Bien que la décision de la BOJ lors de la réunion de mardi ait marqué un changement monumental, elle est restée sur ses positions dovish et a déclaré qu'elle s'attendait à maintenir des "conditions financières accommodantes".

Les opérateurs se sont donc précipités sur les opérations de portage du yen, très prisées, ce qui a entraîné une nouvelle baisse du yen, déjà malmené.

"Le Japon conserve le taux d'intérêt le plus bas des pays du G10", a déclaré Shafali Sachdev, responsable des services d'investissement pour l'Asie chez BNP Paribas Wealth Management.

"Ainsi, le risque événementiel étant écarté, cette situation est presque perçue comme une occasion de reprendre des positions de portage.

Dans une opération de portage, un investisseur emprunte dans une devise à faible taux d'intérêt et investit le produit de l'emprunt dans une devise à rendement plus élevé. Une opération de portage dollar-yen à trois mois peut rapporter jusqu'à 5 % sur une base annuelle.

La ruée vers les emprunts en yens pour les opérations de portage s'est clairement reflétée dans l'évolution des prix mercredi.

Le yen a chuté à son plus bas niveau en quatre mois face au dollar, à son plus bas niveau en 16 ans face à l'euro et à son plus bas niveau face à la livre sterling depuis 2015, prolongeant ainsi sa chute de la session précédente.

ÉCARTS DE TAUX D'INTÉRÊT

Une partie de la baisse du yen est due à une opération de "vente des faits", étant donné que le gouverneur de la BOJ, Kazuo Ueda, contrairement à son prédécesseur Haruhiko Kuroda qui avait une approche de choc et de crainte, avait préparé les investisseurs à un mouvement potentiel.
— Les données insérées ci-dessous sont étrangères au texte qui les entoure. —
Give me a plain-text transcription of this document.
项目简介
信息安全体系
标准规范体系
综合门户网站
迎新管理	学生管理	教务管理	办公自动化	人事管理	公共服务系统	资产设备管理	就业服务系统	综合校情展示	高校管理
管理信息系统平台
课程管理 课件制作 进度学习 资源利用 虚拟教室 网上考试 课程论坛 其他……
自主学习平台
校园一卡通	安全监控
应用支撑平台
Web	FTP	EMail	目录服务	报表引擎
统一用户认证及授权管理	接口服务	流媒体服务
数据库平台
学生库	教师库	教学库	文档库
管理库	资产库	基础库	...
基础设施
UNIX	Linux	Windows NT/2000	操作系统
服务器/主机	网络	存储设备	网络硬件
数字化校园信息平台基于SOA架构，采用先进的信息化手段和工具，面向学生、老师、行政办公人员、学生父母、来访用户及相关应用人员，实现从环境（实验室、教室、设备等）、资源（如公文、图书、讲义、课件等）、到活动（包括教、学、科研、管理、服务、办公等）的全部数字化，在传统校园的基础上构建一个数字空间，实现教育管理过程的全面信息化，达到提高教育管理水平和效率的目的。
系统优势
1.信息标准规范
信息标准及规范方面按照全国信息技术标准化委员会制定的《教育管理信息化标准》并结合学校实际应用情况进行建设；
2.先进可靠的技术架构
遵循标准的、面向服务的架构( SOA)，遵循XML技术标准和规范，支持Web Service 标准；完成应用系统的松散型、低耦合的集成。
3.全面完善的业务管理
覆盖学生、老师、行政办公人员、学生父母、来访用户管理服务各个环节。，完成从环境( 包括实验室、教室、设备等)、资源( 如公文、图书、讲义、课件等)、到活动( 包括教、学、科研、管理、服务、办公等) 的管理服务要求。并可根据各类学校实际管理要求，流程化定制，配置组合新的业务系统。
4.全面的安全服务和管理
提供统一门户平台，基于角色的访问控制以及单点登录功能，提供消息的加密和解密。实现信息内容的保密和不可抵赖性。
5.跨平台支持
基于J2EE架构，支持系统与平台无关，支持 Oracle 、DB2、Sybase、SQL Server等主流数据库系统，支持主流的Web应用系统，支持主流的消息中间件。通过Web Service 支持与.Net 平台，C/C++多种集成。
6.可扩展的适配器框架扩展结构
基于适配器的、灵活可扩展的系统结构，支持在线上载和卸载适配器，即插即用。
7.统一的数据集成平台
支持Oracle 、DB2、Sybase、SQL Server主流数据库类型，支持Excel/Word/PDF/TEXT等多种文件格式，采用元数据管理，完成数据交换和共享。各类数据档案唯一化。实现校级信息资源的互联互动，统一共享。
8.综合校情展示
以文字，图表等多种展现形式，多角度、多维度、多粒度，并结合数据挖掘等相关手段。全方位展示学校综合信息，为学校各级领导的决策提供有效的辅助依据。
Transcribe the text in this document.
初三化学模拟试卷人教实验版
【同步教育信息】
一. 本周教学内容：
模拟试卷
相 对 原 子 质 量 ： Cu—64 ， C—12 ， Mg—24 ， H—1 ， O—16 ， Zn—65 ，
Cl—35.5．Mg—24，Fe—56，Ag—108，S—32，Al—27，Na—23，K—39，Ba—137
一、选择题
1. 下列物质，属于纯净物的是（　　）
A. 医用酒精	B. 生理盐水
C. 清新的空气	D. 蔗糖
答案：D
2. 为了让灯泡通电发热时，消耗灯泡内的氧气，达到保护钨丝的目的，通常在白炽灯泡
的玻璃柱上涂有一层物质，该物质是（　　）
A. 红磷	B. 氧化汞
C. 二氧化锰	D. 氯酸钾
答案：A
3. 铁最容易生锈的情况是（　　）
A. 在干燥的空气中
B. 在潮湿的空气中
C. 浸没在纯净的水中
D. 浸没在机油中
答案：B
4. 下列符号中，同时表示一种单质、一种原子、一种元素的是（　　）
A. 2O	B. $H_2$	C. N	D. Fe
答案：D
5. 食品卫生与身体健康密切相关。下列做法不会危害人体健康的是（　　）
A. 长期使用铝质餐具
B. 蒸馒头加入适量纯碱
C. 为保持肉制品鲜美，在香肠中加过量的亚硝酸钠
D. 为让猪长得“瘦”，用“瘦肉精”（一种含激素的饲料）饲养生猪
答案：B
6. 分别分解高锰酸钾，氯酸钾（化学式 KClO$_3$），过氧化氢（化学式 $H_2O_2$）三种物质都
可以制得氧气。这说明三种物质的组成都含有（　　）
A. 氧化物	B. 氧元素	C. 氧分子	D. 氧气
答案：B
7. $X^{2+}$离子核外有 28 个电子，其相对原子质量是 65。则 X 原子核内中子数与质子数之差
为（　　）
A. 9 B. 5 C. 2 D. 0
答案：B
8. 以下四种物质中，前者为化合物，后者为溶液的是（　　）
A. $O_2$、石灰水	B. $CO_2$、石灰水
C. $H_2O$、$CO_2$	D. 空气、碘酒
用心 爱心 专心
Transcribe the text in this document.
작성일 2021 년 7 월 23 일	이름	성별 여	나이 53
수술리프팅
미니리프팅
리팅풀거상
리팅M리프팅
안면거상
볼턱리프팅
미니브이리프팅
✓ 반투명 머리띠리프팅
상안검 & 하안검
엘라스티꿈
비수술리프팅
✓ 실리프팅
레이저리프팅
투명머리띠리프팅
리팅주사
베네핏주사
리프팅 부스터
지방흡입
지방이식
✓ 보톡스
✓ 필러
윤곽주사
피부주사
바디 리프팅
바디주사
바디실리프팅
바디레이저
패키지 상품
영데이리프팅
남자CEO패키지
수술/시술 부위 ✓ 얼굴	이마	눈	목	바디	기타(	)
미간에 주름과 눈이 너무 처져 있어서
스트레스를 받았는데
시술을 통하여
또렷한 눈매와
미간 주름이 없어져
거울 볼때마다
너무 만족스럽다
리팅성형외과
"Ce qui aurait pu être des annonces sismiques d'un point de vue historique s'est finalement avéré assez discret, étant donné ce qui avait déjà été divulgué aux marchés au cours des derniers jours", a déclaré Charles Hepworth, directeur des investissements chez GAM Investments.

En outre, l'écart entre les taux japonais et ceux d'autres économies développées reste énorme. Le principal taux directeur de la Réserve fédérale américaine se situe entre 5,25 et 5,5 %, et ceux des autres grandes économies restent également supérieurs à 4 %.

Cet écart important favorise les opérations de portage sur le yen et met la monnaie sous pression. La devise a perdu 16 % par rapport au dollar depuis le sommet atteint en janvier 2023.

"Les paires les plus importantes continuent d'être celles contre le dollar, contre l'aussie, contre le kiwi... Il s'agit de transactions à plus court terme où le portage est en votre faveur", a déclaré M. Sachdev de BNP Paribas.

Et comme la volatilité est relativement faible et qu'il est peu probable que la Fed entame bientôt son cycle d'assouplissement des taux, il est facile de comprendre pourquoi les investisseurs sont désireux d'accumuler des positions financées par le yen.

La volatilité implicite dollar/yen à trois mois, qui mesure le coût des contrats d'option utilisés par les traders pour couvrir leurs positions, est proche de son niveau le plus bas depuis environ trois mois.

Les attentes du marché concernant une première réduction des taux d'intérêt de la Fed en juin ont également été revues à la baisse après une série de données indiquant une inflation encore faible dans la plus grande économie du monde.

"Chaque fois que la Fed et la BOJ modifient leur politique à peu près en même temps, c'est toujours la Fed qui domine l'action des prix", a déclaré Gareth Berry, stratège des changes et des taux chez Macquarie Group.

Les analystes de HSBC pensent que les ventes de yens finiront par s'atténuer, à peu près au moment où la Fed commencera à réduire ses taux. Si le dollar baisse et que le yen s'apprécie, le rendement des opérations de portage sur le yen s'érodera.

Mais pour l'instant, même un changement de politique historique de la part de la Banque du Japon n'a pas réussi à inverser la tendance en faveur du yen.